I am talking about something deeply opposed to humanianity and the entire biosphere because 15% efficiency solar cells are 100x to 300x more efficient per land area than sugarcane at acquiring Joules of energy, electrical motors are 10x to 100x more efficient than muscles at using energy to move matter, and CPUs need only move very light electrons very quickly in a solid environment in order to think thanks to the smelting of metals like silicon and aluminum, while brains have to move ions and molecules that weigh at least 40,000x times more and in an unreliable wet environment, thanks to DNA not being able to do anything unless it's at ambient temperature and pressure. I have many arguments that express just how inadequate brains already are compared to a CPU, in contrast to others like Ray Kurzweil who calculate it is something still in the future, mainly because he wants CPUs to act like brains rather than superior to them in an economic efficiency since. 20 years ago my arguments fell on deaf ears, but more and more people accept it as fact as they now see jobs replaced.

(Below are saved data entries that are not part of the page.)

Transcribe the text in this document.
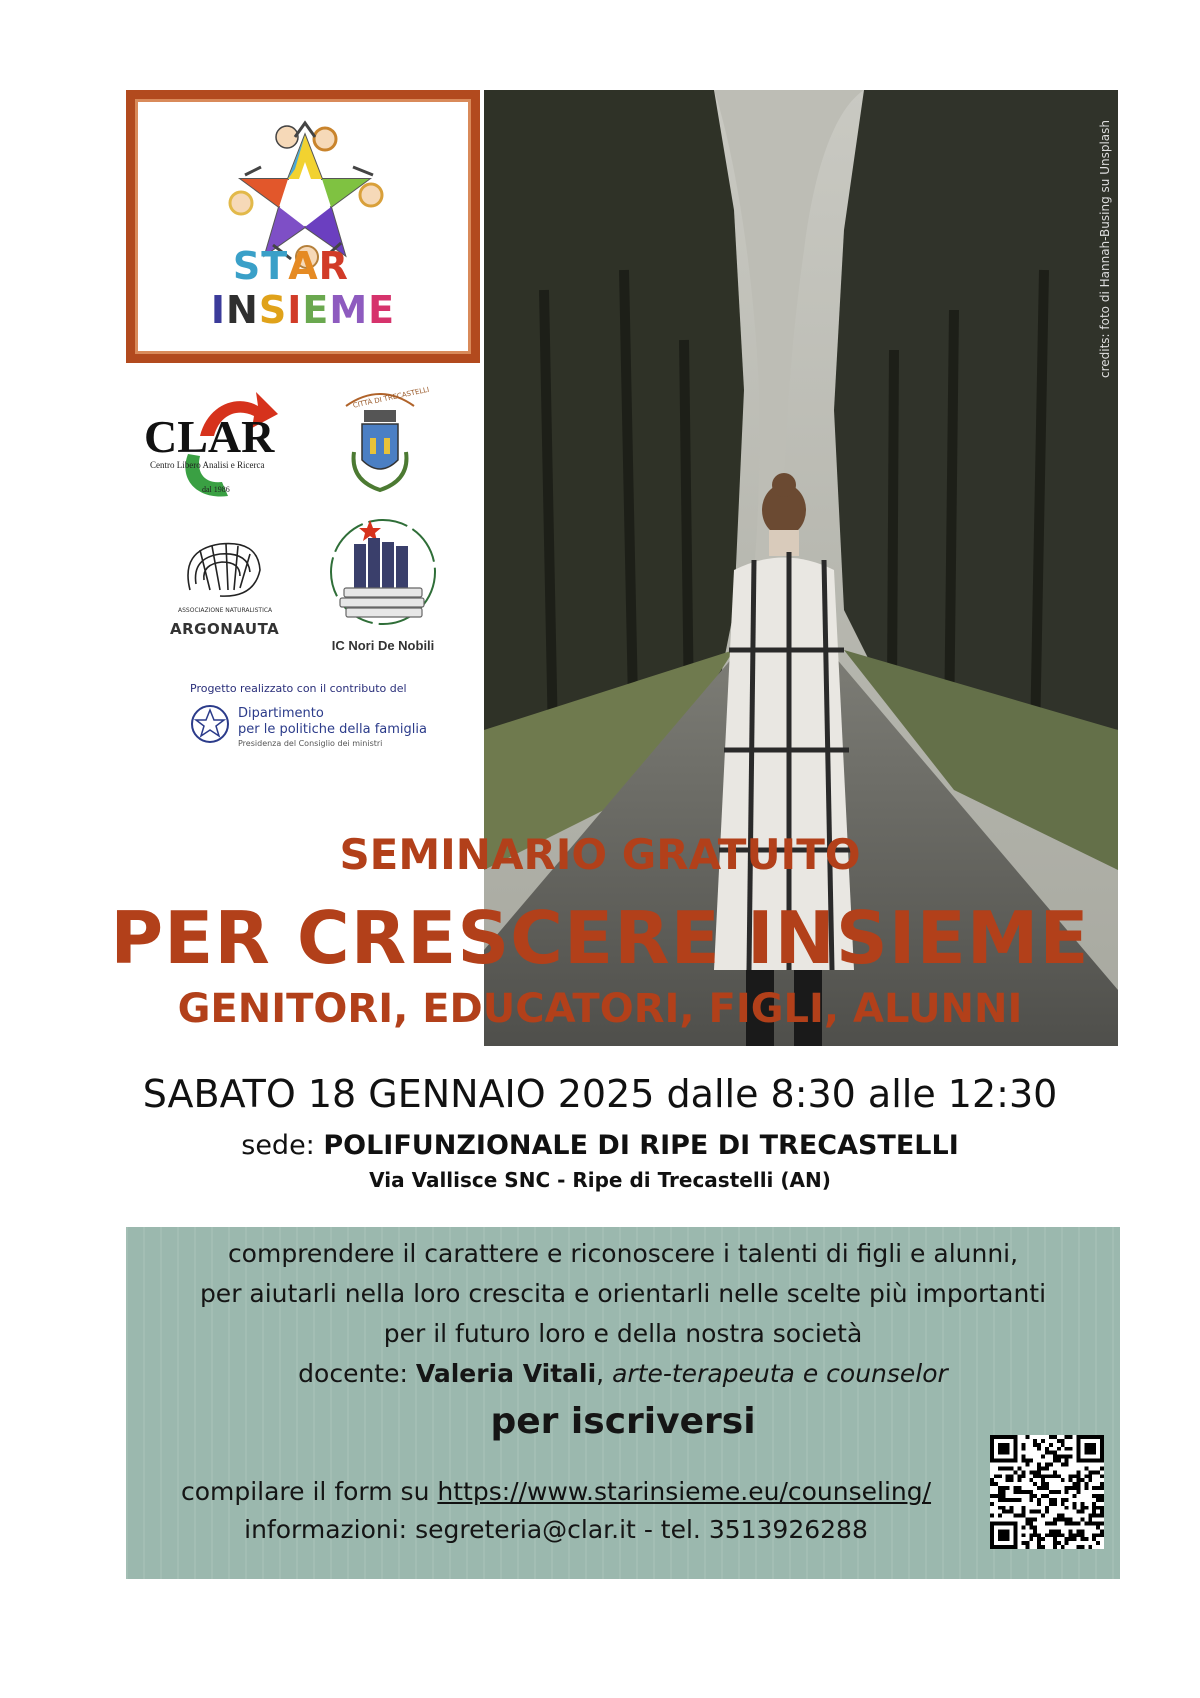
STAR  INSIEME	credits: foto di Hannah-Busing su Unsplash
CLAR
Centro Libero Analisi e Ricerca
dal 1986
CITTÀ DI TRECASTELLI
ASSOCIAZIONE NATURALISTICA
ARGONAUTA
IC Nori De Nobili
Progetto realizzato con il contributo del
Dipartimento
per le politiche della famiglia
Presidenza del Consiglio dei ministri
SEMINARIO GRATUITO
PER CRESCERE INSIEME
GENITORI, EDUCATORI, FIGLI, ALUNNI
SABATO 18 GENNAIO 2025 dalle 8:30 alle 12:30
sede: POLIFUNZIONALE DI RIPE DI TRECASTELLI
Via Vallisce SNC - Ripe di Trecastelli (AN)
comprendere il carattere e riconoscere i talenti di figli e alunni,
per aiutarli nella loro crescita e orientarli nelle scelte più importanti
per il futuro loro e della nostra società
docente: Valeria Vitali, arte-terapeuta e counselor
per iscriversi
compilare il form su https://www.starinsieme.eu/counseling/
informazioni: segreteria@clar.it - tel. 3513926288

My point is that the biosphere is woefully outdated compared to our offspring, the machines, and like it or not, our un-governed economizing of local profit (aka the free market) is rapidly replacing the biosphere, as evolution dictates it should. A humanist religion should advocate and *be* an intelligent and strong governor (government) of the system-wide economic profit, and act in the best interest of the people that belong to it. We have already been following an ancient evolutionary path, letting the strongest religion aka government win. Might is right, where might is defined as I've stated above: the ability to acquire the most energy to move the most matter to make the most copies of the religion (aka to expand most efficiently). We are now moving towards a world economy and world government, but we still have an oversupply of means and confusion of goals, which Einstein complained about 70 years ago. If we had been dispersing the wealth and happiness with intelligent politics and economics wouldn't we have bred even more uncontrollably? We use 10 times more energy per person and 1,000 times more technology than Einstein's generation used in its youth, so utopia should have been present a long time ago, and I strongly doubt energy and technology were ever the problem in the first place. The problem is that people are not the end-all and evolution is our God, like it or not, and we have always brutalized each other for His benefit.

We are the children of evolution. Machines are our children. Who are we to argue? Maybe we should just have peace and let it happen, or to do what is most efficient in everything in life, including not using too much fuel and writing programs to replace people without thought for the consequences to humanity. This time is different. This 6th great extinction episode is not geologic or biological. It is not statistically impossible that we are so "lucky" to be in the midst of a fantastic change because 10% of all humans able to conceive of this are alive today, and biologic system collapse at their peak of energy extraction, so for these anthropic principle and biologic reasons, now is not the unlikely time and we are not the unlikely people to be having this discussion. We are so un-special that just after realizing we are less than a spec of dust in spec of time, we discover we are at our end. More likely, there is more afoot in this world than I can imagine, hinging on trying to observe brains by a brain's observations.

The Unabomber and Saudi Arabians had legitimate fears of the bankers in NYC and the lobbyists of DC. The bankers and corporate lobbyists could be the moral priests of our times, restricting wasteful people from access to resources the machines will be much more efficient at using to promote evolution's inherent physical religion.